Eric Goldstein, a senior official with the US Cybersecurity and Infrastructure Security Agency, said that the new federal program was necessary because of 'the pace and impact of (ransomware), intrusions still being unacceptable.
Ransomware attacks like the 2021 incident, which temporarily shut down America's largest oil pipeline, disrupted key services and have become a national security concern for the Biden administration.
Federal officials and private investigators have struggled to contact hospitals and universities in recent years, in the critical window between the time a hacker gains network access and the time they lock it up and demand a ransom of multimillion dollars.
CISA's new program aims to change this. The agency claims to have notified 60 organizations, including key sectors such as healthcare and water, that ransomware could be a problem. Goldstein stated that many were able stop their systems being encrypted. He said that in other cases, however, they were able to assist the hackers in time but not stop them from taking action.
It is simple and relies on backchannels between government officials, researchers, and potential victims.

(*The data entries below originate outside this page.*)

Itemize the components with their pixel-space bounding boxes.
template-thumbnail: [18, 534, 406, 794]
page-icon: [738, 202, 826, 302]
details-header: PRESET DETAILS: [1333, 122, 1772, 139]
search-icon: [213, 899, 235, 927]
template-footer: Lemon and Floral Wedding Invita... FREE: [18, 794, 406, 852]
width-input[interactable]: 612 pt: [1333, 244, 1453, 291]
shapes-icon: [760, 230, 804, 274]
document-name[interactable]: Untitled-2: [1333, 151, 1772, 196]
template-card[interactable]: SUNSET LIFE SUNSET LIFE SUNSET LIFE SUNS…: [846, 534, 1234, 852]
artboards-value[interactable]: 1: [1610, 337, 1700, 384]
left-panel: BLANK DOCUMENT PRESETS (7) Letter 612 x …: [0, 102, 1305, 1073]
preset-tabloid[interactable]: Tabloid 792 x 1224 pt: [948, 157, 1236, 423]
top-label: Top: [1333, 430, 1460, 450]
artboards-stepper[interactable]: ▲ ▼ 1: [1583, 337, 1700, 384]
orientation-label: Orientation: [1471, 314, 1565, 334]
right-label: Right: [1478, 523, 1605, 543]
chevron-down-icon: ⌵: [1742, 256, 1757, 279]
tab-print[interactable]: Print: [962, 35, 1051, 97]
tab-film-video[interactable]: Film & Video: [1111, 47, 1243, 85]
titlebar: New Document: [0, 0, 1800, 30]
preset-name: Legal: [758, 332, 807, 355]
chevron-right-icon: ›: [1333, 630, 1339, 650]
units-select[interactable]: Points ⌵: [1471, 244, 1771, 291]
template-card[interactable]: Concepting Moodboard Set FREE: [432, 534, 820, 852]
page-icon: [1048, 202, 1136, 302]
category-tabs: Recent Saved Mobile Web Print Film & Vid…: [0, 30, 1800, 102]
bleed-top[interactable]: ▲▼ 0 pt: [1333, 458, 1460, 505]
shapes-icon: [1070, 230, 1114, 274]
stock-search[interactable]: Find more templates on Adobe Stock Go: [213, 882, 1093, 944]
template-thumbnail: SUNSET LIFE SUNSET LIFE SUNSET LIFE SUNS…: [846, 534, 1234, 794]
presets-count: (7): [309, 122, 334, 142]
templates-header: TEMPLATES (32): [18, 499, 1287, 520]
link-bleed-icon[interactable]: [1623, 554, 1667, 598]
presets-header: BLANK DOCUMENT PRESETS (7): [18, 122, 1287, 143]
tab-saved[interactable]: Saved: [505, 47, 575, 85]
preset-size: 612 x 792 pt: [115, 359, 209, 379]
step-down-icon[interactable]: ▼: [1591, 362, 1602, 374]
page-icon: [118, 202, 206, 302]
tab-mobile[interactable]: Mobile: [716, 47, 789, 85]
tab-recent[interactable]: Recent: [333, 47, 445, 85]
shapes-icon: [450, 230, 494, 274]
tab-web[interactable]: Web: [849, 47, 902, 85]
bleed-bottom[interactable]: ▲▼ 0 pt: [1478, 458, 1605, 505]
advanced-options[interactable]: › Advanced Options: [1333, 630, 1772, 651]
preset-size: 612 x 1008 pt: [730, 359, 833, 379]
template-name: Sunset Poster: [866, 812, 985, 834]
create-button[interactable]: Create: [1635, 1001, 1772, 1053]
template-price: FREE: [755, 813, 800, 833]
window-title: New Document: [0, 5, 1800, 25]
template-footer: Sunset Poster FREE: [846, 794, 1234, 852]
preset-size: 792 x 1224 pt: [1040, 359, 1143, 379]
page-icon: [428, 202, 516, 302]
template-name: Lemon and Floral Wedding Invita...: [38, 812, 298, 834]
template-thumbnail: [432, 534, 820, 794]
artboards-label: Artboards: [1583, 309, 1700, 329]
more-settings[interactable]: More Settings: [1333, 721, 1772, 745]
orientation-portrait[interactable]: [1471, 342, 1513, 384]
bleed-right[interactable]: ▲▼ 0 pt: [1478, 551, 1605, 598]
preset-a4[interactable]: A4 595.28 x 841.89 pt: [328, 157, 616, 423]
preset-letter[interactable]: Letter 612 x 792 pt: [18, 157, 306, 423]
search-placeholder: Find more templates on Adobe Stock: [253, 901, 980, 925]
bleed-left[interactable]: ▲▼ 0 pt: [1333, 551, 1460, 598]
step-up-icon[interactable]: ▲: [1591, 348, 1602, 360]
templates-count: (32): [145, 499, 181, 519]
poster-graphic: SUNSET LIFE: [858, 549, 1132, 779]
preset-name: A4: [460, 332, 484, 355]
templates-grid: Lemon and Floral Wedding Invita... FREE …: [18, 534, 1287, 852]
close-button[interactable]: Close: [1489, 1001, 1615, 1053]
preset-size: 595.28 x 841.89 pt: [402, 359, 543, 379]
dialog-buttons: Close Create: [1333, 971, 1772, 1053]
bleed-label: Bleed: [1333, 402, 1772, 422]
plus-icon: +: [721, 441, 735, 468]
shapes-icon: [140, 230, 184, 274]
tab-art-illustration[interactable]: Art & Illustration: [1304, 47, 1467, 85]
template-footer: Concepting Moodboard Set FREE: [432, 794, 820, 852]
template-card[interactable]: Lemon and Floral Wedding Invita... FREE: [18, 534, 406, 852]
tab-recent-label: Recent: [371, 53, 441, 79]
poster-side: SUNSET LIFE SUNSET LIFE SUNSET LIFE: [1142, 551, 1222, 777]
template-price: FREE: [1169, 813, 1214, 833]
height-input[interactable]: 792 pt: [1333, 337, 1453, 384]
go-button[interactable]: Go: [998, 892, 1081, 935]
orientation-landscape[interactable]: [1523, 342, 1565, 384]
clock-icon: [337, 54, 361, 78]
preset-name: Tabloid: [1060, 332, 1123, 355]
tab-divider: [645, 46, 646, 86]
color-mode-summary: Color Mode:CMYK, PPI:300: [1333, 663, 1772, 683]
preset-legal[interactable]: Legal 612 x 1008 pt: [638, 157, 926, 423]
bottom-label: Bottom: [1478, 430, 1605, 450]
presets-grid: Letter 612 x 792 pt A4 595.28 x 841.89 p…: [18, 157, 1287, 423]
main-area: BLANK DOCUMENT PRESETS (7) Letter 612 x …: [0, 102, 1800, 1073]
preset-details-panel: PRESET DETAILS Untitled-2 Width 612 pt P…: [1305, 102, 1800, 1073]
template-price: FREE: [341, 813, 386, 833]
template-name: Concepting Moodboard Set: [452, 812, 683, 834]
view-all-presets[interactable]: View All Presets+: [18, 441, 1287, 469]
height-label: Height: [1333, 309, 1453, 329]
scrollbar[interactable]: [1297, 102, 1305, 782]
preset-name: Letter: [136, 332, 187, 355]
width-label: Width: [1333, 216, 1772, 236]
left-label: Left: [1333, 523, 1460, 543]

A lot of the warning signs that a ransomware attack could be imminent are known, including a compromised computer in an organization that is online. CISA offers an email tip line for cybersecurity professionals that can flag such vulnerabilities. The agency then rushes in to contact the hacker before they become extorted.
Although the FBI has over 50 field offices in the United States, CISA has less personnel that can go door-to-door and respond to security emergencies. Goldstein stated that the agency has increased the number of advisers who are available to call or text companies in order to warn them about ransomware.
If the program is to be successful, it will need to have strong connections between federal employees and local schools or companies.
Allan Liska is a ransomware expert at cybersecurity firm Recorded Future. He recalled how he tried to contact a Midwest municipal government in 2021, which he believed had been compromised. Liska was unable to reach the correct person at the town government. He said that a ransomware gang had listed the town online as a victim.
Liska stated that ransomware was like the Travis Kelce malware. This refers to the Super Bowl-winning Kansas City Chiefs tight ending. It is a fact that everyone knows it's coming but very few organizations are able to stop it.
The ransomware problem has been attacked by the US on many fronts. They have arrested alleged cybercriminals and sanctioned cryptocurrency services. There are indications that hackers are being paid less by victims. Ransomware revenue fell to about $457 million in 2022, down from $766 million in 2021, according to data from cryptocurrency-tracking firm Chainalysis.